A novel production of monocyclic aromatic hydrocarbons via one-step catalytic conversion of pine sawdust and waste plastics over Pd/trap-HZSM-5

• Published in: Fuel (Guildford) Vol. 293; p. 120503
• Main Authors: Chen, Wenjun, Xu, Xingmin, Zhang, Changsen, Feng, Yaqi, Wang, Yuhang, Wang, Jie, Zhang, Ruiqin
• Format: Journal Article
• Language: English
• Published: Kidlington Elsevier Ltd 01.06.2021; Elsevier BV
• Subjects: Acidity; Aluminum; Biomass; Catalysts; Catalytic co-hydropyrolysis; Catalytic converters; High density polyethylenes; Hydrocarbons; Monocyclic aromatic hydrocarbon; Nanoparticles; Pd/trap-HZSM-5; Plastic debris; Plastics; Polycyclic aromatic hydrocarbons; Polyethylene; Sawdust; Selectivity; Silicon; Synergistic effect; Yield; Catalytic co-hydropyrolysis; Monocyclic aromatic hydrocarbon; Pd/trap-HZSM-5; Biomass; Plastics
• ISSN: 0016-2361; 1873-7153
• DOI: 10.1016/j.fuel.2021.120503

[Display omitted] •Bi-functional Pd/trap-HZSM-5 catalysts prepared by different methods were developed.•Proper pressurization and H2 atmosphere significantly enhanced synergistic effect.•The maximum selectivity of monocyclic aromatic hydrocarbons in bio-oil reached 87.4%.•The aromatic hydrocarbons yield reached 40.5 wt%, of which only 0.7 wt% were PAHs.•The synergistic effect increased the yield of aromatic hydrocarbons by 44.5%. A novel method is proposed to one-step convert pine sawdust (PW) and high-density polyethylene (HDPE) into monocyclic aromatic hydrocarbons under solvent-free conditions.

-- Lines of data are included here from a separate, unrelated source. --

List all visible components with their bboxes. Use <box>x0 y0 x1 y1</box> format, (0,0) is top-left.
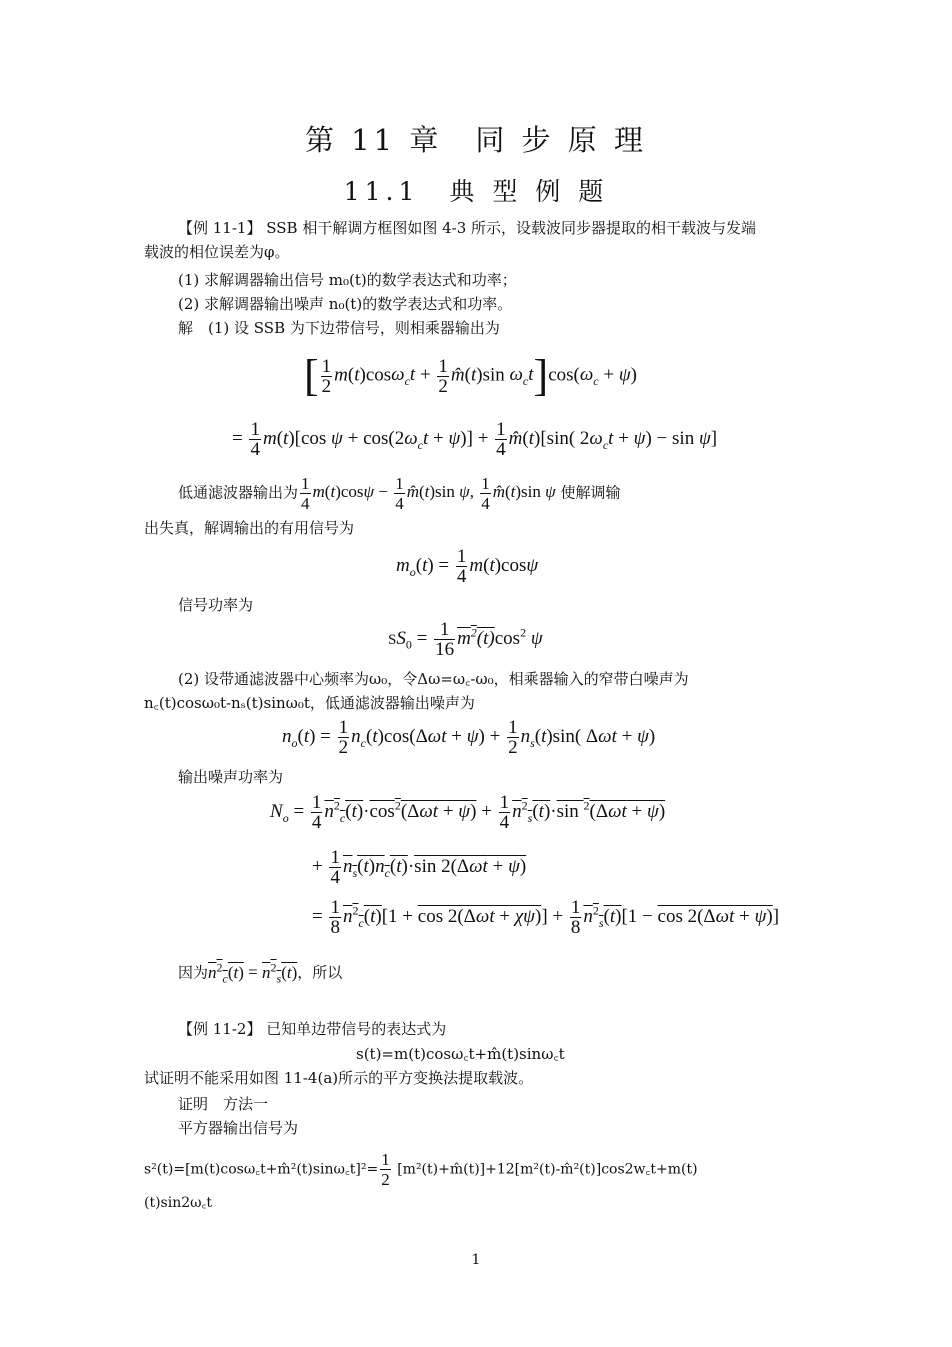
lpf-output-line: 低通滤波器输出为 $\frac{1}{4}$ m(t)cosψ − $\frac{1}{4}$ m̂(t)sin ψ, $\frac{1}{4}$ m̂(t)sin ψ 使解调输 <box>178 474 621 513</box>
page-number: 1 <box>471 1252 481 1268</box>
question-1: (1) 求解调器输出信号 m₀(t)的数学表达式和功率； <box>178 271 517 289</box>
because-prefix: 因为 <box>178 963 209 982</box>
example1-head: 【例 11-1】 SSB 相干解调方框图如图 4-3 所示，设载波同步器提取的相干载波与发端 <box>178 219 757 237</box>
example1-head-cont: 载波的相位误差为φ。 <box>144 243 290 261</box>
equation-expanded: = $\frac{1}{4}$ m(t)[cos $\psi + \cos(2\omega_ct + \psi)$] + $\frac{1}{4}$ m̂(t)[sin( $2\omega_ct + \psi) - \sin \psi$] <box>232 419 718 460</box>
equation-noise-power-3: = $\frac{1}{8}$ $n^2_c(t)[1 + \cos 2(\Delta\omega t + \chi\psi)]$ + $\frac{1}{8}$ $n^2_s(t)[1 - \cos 2(\Delta\omega t + \psi)]$ <box>312 897 780 938</box>
example2-signal: s(t)=m(t)cosω꜀t+m̂(t)sinω꜀t <box>356 1045 565 1063</box>
solution-part2a: (2) 设带通滤波器中心频率为ω₀，令Δω=ω꜀-ω₀，相乘器输入的窄带白噪声为 <box>178 670 689 688</box>
example2-method: 证明 方法一 <box>178 1095 269 1113</box>
equation-square-output: s²(t)=[m(t)cosω꜀t+m̂²(t)sinω꜀t]²= $\frac{1}{2}$ [m²(t)+m̂(t)]+12[m²(t)-m̂²(t)]cos2w꜀t+m(t) <box>144 1150 698 1189</box>
distortion-text: 出失真，解调输出的有用信号为 <box>144 519 355 537</box>
equation-multiplier-output: [ $\frac{1}{2}$ m(t)cosω$_c$t + $\frac{1}{2}$ m̂(t)sin $\omega_ct]\cos(\omega_c + \psi)$ <box>304 351 637 400</box>
equation-noise-output: $n_o(t)$ = $\frac{1}{2}$ $n_c(t)\cos(\Delta\omega t + \psi)$ + $\frac{1}{2}$ $n_s(t)\sin$( Δωt + ψ) <box>282 717 656 758</box>
chapter-title: 第 11 章 同 步 原 理 <box>305 123 647 157</box>
noise-power-label: 输出噪声功率为 <box>178 768 284 786</box>
solution-part1: 解 (1) 设 SSB 为下边带信号，则相乘器输出为 <box>178 319 500 337</box>
equation-useful-signal: $m_o(t)$ = $\frac{1}{4}$ m(t)cosψ <box>396 546 539 587</box>
because-line: 因为$n^2_c(t) = n^2_s(t)$，所以 <box>178 960 343 986</box>
square-eq-a: s²(t)=[m(t)cosω꜀t+m̂²(t)sinω꜀t]²= <box>144 1161 379 1178</box>
because-suffix: ，所以 <box>297 963 343 982</box>
signal-power-label: 信号功率为 <box>178 596 254 614</box>
section-title: 11.1 典 型 例 题 <box>343 177 609 206</box>
question-2: (2) 求解调器输出噪声 n₀(t)的数学表达式和功率。 <box>178 295 513 313</box>
example2-head: 【例 11-2】 已知单边带信号的表达式为 <box>178 1020 447 1038</box>
equation-signal-power: $SS_0$ = $\frac{1}{16}$ $m^2(t)\cos^2$ ψ <box>388 619 543 660</box>
lpf-prefix: 低通滤波器输出为 <box>178 483 299 502</box>
square-output-label: 平方器输出信号为 <box>178 1119 299 1137</box>
lpf-suffix: 使解调输 <box>560 483 621 502</box>
square-eq-b: [m²(t)+m̂(t)]+12[m²(t)-m̂²(t)]cos2w꜀t+m(t) <box>397 1161 698 1178</box>
solution-part2b: n꜀(t)cosω₀t-nₛ(t)sinω₀t，低通滤波器输出噪声为 <box>144 694 475 712</box>
equation-noise-power-1: $N_o$ = $\frac{1}{4}$ $n^2_c(t)\cdot\cos^2(\Delta\omega t + \psi)$ + $\frac{1}{4}$ $n^2_s(t)\cdot\sin$ $^2$(Δωt + ψ) <box>270 792 666 833</box>
equation-square-output-cont: (t)sin2ω꜀t <box>144 1195 213 1211</box>
equation-noise-power-2: + $\frac{1}{4}$ $n_s(t)n_c(t)\cdot\sin$ 2(Δωt + ψ) <box>312 847 527 888</box>
example2-prove: 试证明不能采用如图 11-4(a)所示的平方变换法提取载波。 <box>144 1069 534 1087</box>
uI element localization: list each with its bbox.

The aim is to strengthen the collision ability of small molecules and stabilize active oxygenates by using pressurization and hydrogen atmospheres, so as to significantly enhance the thermal interaction between PW and HDPE. A series of Pd/trap-HZSM-5 catalysts were prepared by different methods. Among them, self-reduction Pd/trap-HZSM-5 catalyst with smallest Pd nanoparticle size and highest hydrogen adsorption capabilities combined with hydrogenation ability and moderate acidity bi-functions, so it shows the highest activity. Under the optimal conditions (400℃, 1 MPa H2, Si/Al ratio of 50, catalyst-to-reactant ratio of 0.1, and plastics-to-biomass ratio of 4), both the high selectivity of aromatic hydrocarbons in bio-oil (88.9%) and the high yield of bio-oil (45.5 wt%) are ensured. The calculated total aromatic hydrocarbons yield reached 40.5 wt%, of which only 0.7 wt% were polycyclic aromatic hydrocarbons, and the vast majority were moncyclic aromatic hydrocarbons. The synergistic effect between PW and HDPE relatively increased the yield of aromatic hydrocarbons by 44.5%.